These findings raise two key questions. First, why are psychiatrists' fees structured in this manner? Second, what effect do financial disincentives for the provision of psychotherapy have on access to, quality of, and outcomes of treatment for mental disorders? Although empirical data about the factors driving the fee differentials and the financial disincentives for psychiatrists to provide psychotherapy are limited, there is speculation that the fees are structured in this manner to limit the supply and the overall use of psychotherapeutic treatments (10). Others have speculated that fees may be structured in this way so lower-cost, nonphysician mental health specialty professionals will provide psychotherapy, whereas higher-cost physicians will provide medication management (11). In addition, third-party payers may perceive psychopharmacologic treatments to be more effective and therefore may value them more highly than psychosocial treatments in terms of physicians' monetary fees. Consequently, third-party payers may structure the fees to encourage psychiatrists to provide psychopharmacologic treatment instead of psychotherapy. The fee structures may also reflect a greater emphasis on or confidence about a medical model in which mental disorders are managed with biomedical treatments and other somatic treatments considered more legitimate than psychotherapy (10). The emphasis on psychopharmacologic treatment is consistent with the strong bias that has been reported among third-party payers toward medical technologies and against cognitive tasks in medicine (12).

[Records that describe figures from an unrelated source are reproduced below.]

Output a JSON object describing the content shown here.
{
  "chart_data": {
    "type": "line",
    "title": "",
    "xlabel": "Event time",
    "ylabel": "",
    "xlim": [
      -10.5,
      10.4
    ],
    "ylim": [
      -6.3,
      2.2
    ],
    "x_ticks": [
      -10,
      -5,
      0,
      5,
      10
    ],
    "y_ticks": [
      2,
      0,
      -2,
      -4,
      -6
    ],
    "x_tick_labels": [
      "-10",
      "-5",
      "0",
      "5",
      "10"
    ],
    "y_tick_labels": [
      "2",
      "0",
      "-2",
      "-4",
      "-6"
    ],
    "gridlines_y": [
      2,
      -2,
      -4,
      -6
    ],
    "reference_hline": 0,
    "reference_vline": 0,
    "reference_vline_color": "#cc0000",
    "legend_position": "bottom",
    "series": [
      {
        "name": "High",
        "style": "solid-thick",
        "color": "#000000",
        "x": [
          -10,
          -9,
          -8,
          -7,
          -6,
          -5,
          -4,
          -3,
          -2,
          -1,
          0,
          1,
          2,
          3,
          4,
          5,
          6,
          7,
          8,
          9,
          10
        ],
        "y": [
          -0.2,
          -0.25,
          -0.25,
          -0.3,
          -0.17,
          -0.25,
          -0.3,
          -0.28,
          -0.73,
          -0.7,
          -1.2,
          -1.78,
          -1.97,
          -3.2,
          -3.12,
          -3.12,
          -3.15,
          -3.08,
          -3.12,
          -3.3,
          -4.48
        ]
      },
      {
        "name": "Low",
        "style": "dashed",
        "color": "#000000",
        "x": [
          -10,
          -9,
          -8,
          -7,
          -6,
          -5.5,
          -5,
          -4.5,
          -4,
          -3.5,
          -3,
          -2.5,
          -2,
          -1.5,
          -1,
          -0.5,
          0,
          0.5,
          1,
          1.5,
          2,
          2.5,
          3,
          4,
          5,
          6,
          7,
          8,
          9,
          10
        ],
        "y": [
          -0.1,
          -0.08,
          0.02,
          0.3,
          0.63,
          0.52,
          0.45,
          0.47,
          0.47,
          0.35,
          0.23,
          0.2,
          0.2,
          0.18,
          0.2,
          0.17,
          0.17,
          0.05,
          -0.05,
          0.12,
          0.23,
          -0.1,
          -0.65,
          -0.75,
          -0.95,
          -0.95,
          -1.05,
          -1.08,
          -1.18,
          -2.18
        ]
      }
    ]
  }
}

With respect to the effect of financial disincentives on access to, quality of, and outcomes of treatment, the data showed that psychiatrists' patients have more limited access to evidence-based psychotherapeutic treatments than to psychopharmacologic treatments (7). This finding provides evidence of a poorer quality care, because psychotherapy, like psychopharmacologic treatment, is considered to be an evidence-based treatment for most major mental disorders. In fact, evidence-based practice guidelines, which are considered a gold standard for assessing quality (13), recommend psychotherapy for patients with bipolar disorder or schizophrenia and for indicated patients with major depression (3,4,5). In addition, because patients who receive both psychopharmacologic treatment and psychotherapy have better outcomes of treatment than do patients' receiving only psychopharmacologic treatment among patients with major depression (14), schizophrenia (6), anxiety (15,16), bipolar disorder (17), nicotine dependence (18), and personality disorders (19), the financial disincentives inherent in psychiatrists' fee structures may have serious, unintended consequences.
Our findings suggest that current health care financing policies that create financial disincentives for the provision of psychotherapy should be reconsidered, particularly in light of data that show inappropriately low levels of psychosocial treatment among most psychiatric patients. Substantial research shows that patients who receive adequate psychosocial treatment have better outcomes of care. Therefore, the financial disincentives for psychotherapy could ultimately result in significantly higher health care costs associated with longer-term treatment of patients with poorer outcomes, as well as immense societal and personal costs associated with mental illness that is not fully treated.